Não foi uma luta intergalática, daquelas cheias de efeitos especiais. Não foram raios e trovões contra escuridão e fogo. Nada disso.

Era um flat com cara de purgatório no meio da Av. Paulista, fim de tarde. Deus chegou do trabalho com uma pasta cheia de papéis para serem assinados, enquanto o Diabo dedilhava alguma coisa no violão, jogado no sofá da sala e ouvindo Led Zeppelin.

Sim, Deus era daquele jeito dos desenhos animados: um velho imponente, de barba branca e robe branco – estilo da moda pré-socrática, mas sem qualquer sinal de ironia. O Diabo era um moleque magrelo e meio amarelo, com uma capa vermelha e bigodinho de pirata. A divindade abriu a porta e foi direto para a geladeira, encostou a pasta no canto e começou a passar manteiga em um pão adormecido. “Um monte de reclamações e orações”, reclamou, com sua voz retumbante, enquanto o Diabo se levantava do sofá.

“Você e sua humanidade”, o Diabo comentou, com uma risadinha – evidentemente – diabólica. “O que a gente faz com esse cara?”, indagou o capeta, apontando para mim. Só então percebi que eu estava ali mesmo, no canto da janela, sendo muito mais que um observador passivo: eu era o assunto principal.

Deus me olhou, com um olhar meio grave e exalando uma sabedoria ‘gandalfiana’. “Eu até gosto dele, mas ele odeia mórmons. E os mórmons gostam de mim”, eu quis me defender, falar que não era bem assim, mas preferi ficar calado. Quem sou eu para discutir com O Cara? Ainda por cima, para ser sincero, tenho uma vontade sádica de soltar meus rotweillers em cima de qualquer um que toca minha campainha aos domingos de manhã, especialmente para falar sobre a Bíblia.

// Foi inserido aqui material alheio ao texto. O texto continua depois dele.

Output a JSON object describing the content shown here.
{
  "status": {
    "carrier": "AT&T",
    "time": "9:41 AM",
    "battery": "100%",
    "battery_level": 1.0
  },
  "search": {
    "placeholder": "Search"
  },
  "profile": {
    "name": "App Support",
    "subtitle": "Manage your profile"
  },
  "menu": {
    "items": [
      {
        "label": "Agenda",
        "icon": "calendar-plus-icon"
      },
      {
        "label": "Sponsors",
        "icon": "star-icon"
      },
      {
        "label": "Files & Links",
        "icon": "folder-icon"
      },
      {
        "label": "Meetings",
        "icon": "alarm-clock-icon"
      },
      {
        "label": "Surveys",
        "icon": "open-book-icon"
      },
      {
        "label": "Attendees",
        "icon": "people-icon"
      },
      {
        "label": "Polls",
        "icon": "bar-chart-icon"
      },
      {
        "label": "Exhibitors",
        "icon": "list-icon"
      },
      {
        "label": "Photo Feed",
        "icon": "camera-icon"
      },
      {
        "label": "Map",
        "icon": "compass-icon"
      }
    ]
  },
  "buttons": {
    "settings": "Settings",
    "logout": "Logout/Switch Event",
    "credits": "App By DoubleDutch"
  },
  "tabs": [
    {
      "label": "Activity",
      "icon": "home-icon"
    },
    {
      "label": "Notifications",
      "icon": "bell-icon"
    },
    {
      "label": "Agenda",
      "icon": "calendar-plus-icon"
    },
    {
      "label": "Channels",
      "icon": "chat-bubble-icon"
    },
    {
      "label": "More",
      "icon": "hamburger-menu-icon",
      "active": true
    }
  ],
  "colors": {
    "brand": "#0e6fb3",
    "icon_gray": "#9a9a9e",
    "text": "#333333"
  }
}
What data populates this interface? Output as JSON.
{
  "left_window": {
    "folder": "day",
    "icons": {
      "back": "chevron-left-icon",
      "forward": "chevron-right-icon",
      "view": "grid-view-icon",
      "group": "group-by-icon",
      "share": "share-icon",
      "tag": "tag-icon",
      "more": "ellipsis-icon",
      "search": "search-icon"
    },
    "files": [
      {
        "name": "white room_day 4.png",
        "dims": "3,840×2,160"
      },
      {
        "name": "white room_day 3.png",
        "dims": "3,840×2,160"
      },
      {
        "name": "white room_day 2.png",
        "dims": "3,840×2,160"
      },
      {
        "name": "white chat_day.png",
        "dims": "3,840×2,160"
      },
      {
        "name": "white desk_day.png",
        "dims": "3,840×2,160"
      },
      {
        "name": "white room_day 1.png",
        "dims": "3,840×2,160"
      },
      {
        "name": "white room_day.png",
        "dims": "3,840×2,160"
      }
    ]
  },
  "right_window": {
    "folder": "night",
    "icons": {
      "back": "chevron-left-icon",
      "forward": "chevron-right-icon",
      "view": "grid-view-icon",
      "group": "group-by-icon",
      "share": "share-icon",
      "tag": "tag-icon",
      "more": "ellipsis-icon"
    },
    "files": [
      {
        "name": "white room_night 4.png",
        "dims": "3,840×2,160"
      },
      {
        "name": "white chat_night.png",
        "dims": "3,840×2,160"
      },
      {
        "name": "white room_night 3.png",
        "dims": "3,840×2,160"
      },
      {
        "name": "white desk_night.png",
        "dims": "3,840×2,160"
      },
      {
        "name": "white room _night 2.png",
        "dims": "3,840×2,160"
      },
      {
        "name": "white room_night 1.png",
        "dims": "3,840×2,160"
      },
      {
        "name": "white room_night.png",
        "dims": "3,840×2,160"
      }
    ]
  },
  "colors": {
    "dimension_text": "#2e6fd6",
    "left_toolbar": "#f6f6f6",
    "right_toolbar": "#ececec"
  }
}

O Diabo colocou o braço no ombro do santíssimo barbudo, olhando para mim. “Este é caso perdido para você. Deixa eu levar pro lago de fogo, que ele vai se divertir mais: vou botar ele junto com Aristóteles, Nietzsche, esses caras”, enquanto Lúcifer falava, eu lembrava do Dante e do primeiro círculo do Inferno. Ficar no mesmo barco daqueles que duvidavam/desconheciam Deus não parecia má ideia. “Ou eu levo ele mais pro fundo, com umas mulheres bem safadas”, continuou. O Coisa Ruim, evidentemente, sabia do que eu gostava. Deus gargalhou. “Mas ele odeia calor. Ele sofre em uma tarde de verão em Ipanema. Imagina lá, na sua sauna fedorenta?”, o Divino, maldito em seu conhecimento, também tinha toda razão.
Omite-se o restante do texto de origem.